Speaking to reporters at the State House later Tuesday, Raimondo said she believes the state is at “a moment in time” that could allow a Lifespan-Care New England combination to work despite the failure of two previous attempts.
“My assessment is that the parties are ready in a way they haven’t been before and I’ve decided to step up and take an active role and say to these parties, get to the table and see if you can get this done for Rhode Island,” she said.
Dr. Anne Klibanski, the interim president and CEO of Partners, indicated her company would step back from Rhode Island for the time being.
“In order to give this effort the best possible chance for success and to provide maximum flexibility to the governor and the leadership of these three institutions, we will be withdrawing our application to acquire CNE,” Klibanski said in a statement.
Still, both the governor and Klibanski left the door open to a future role for Partners in Rhode Island.
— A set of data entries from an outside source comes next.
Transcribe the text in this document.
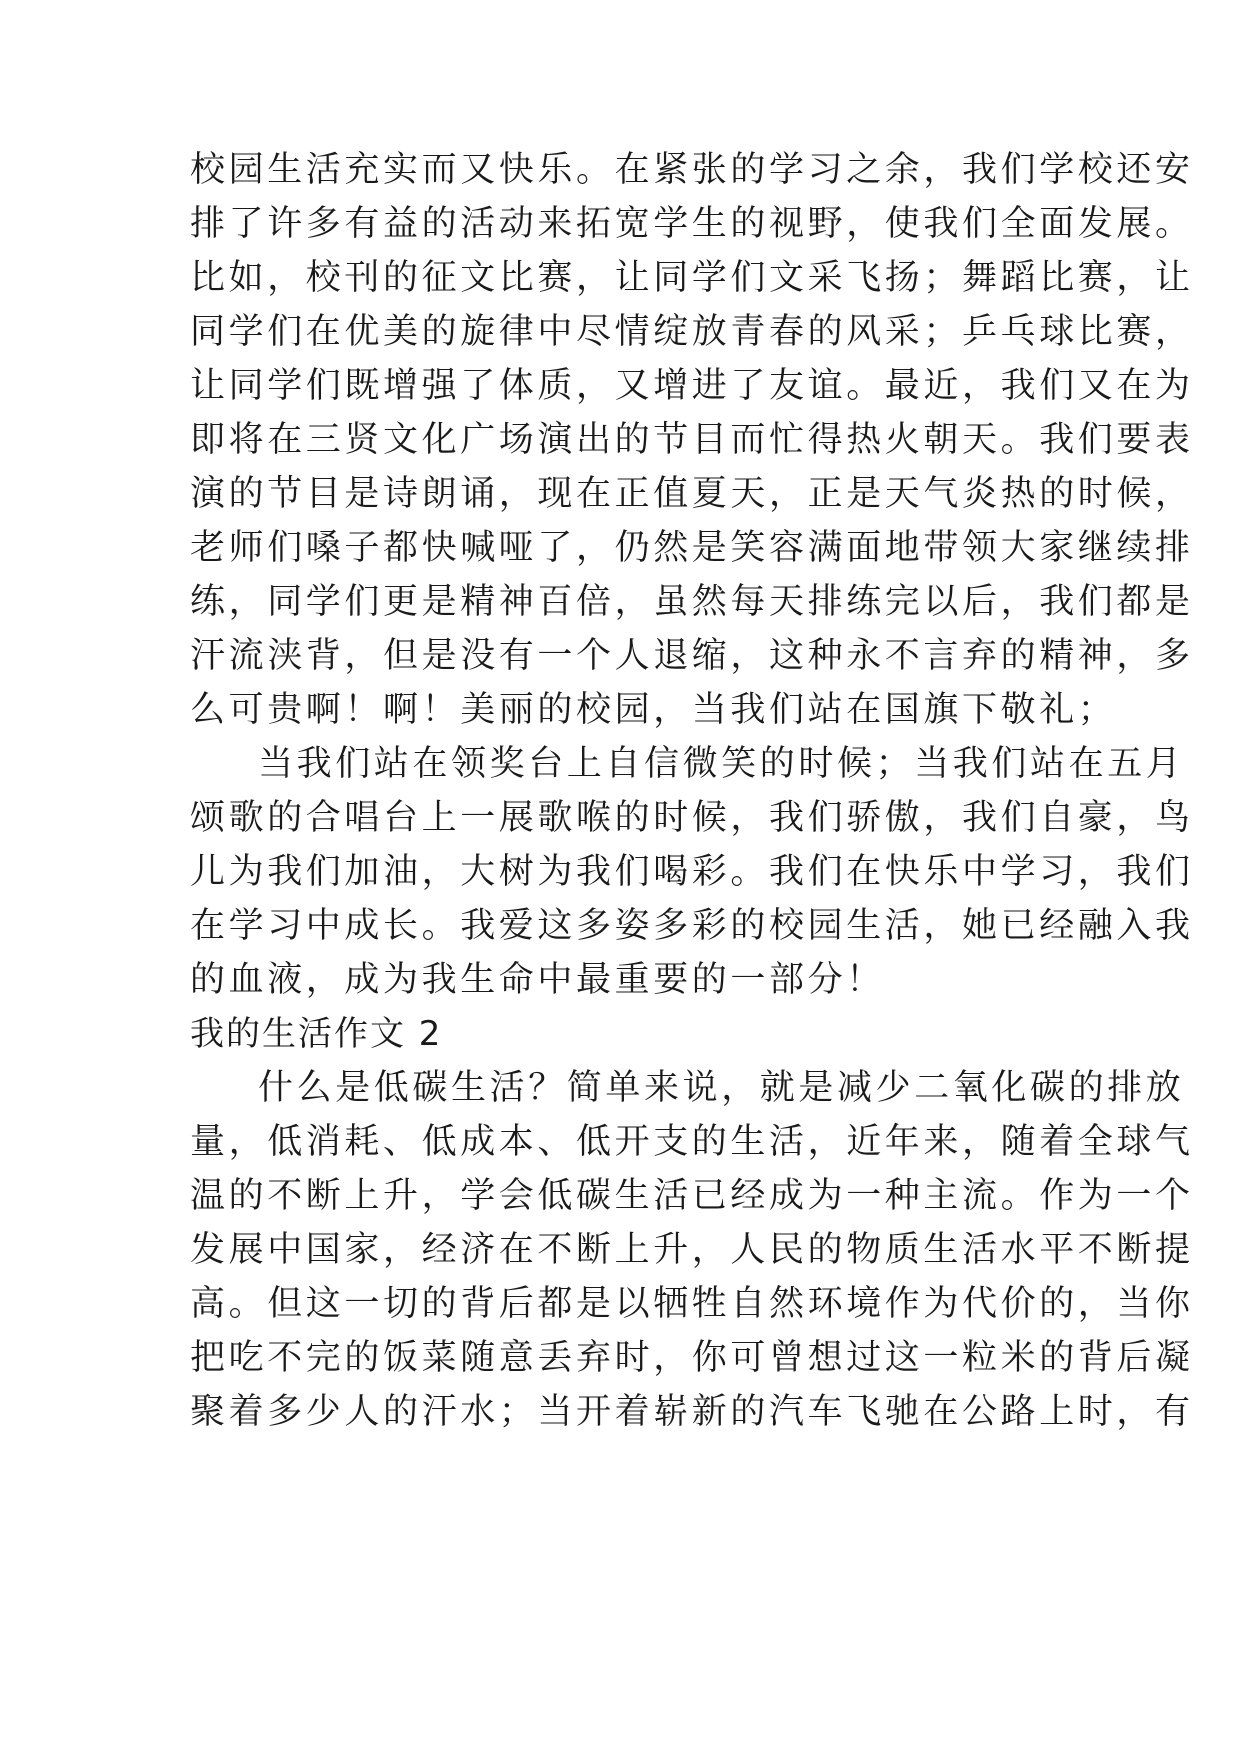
校园生活充实而又快乐。在紧张的学习之余，我们学校还安
排了许多有益的活动来拓宽学生的视野，使我们全面发展。
比如，校刊的征文比赛，让同学们文采飞扬；舞蹈比赛，让
同学们在优美的旋律中尽情绽放青春的风采；乒乓球比赛，
让同学们既增强了体质，又增进了友谊。最近，我们又在为
即将在三贤文化广场演出的节目而忙得热火朝天。我们要表
演的节目是诗朗诵，现在正值夏天，正是天气炎热的时候，
老师们嗓子都快喊哑了，仍然是笑容满面地带领大家继续排
练，同学们更是精神百倍，虽然每天排练完以后，我们都是
汗流浃背，但是没有一个人退缩，这种永不言弃的精神，多
么可贵啊！啊！美丽的校园，当我们站在国旗下敬礼；
当我们站在领奖台上自信微笑的时候；当我们站在五月
颂歌的合唱台上一展歌喉的时候，我们骄傲，我们自豪，鸟
儿为我们加油，大树为我们喝彩。我们在快乐中学习，我们
在学习中成长。我爱这多姿多彩的校园生活，她已经融入我
的血液，成为我生命中最重要的一部分！
我的生活作文 2
什么是低碳生活？简单来说，就是减少二氧化碳的排放
量，低消耗、低成本、低开支的生活，近年来，随着全球气
温的不断上升，学会低碳生活已经成为一种主流。作为一个
发展中国家，经济在不断上升，人民的物质生活水平不断提
高。但这一切的背后都是以牺牲自然环境作为代价的，当你
把吃不完的饭菜随意丢弃时，你可曾想过这一粒米的背后凝
聚着多少人的汗水；当开着崭新的汽车飞驰在公路上时，有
Partners had previously engaged in three-way negotiations with Lifespan and Care New England last year, but those broke off when the parties couldn’t reach an agreement.
“We are pausing to give us some time and some space locally to see if we can get ourselves integrated first and then [Partners executives] are, I believe, ready, willing and able to reengage whenever we say we’re ready,” Raimondo said.
Klibanski added that Partners executives “look forward to reengaging at the appropriate time — especially with a fully integrated local system.”
Raimondo’s move comes as Lifespan executives, backed by some outside civic leaders in Rhode Island, have been aggressively making the case that the state would be better-served by combining the state’s two major hospital groups into one dominant player that would control upwards of 80% of the medical sector.
The governor’s announcement is just the latest twist in a years-long battle over the future of Care New England, which has been under increasing financial strain throughout this decade, partly due to its ill-fated 2013 acquisition of since-shuttered Memorial Hospital in Pawtucket.
Partners first announced plans to acquire CNE back in April 2017, but the process had moved slowly, partly due to initial uncertainty over the future of Memorial, which finally closed at the end of that year. The takeover application had been before Raimondo’s Department of Health and Attorney General Peter Neronha’s office, but they had not yet deemed the paperwork complete and begun the formal review.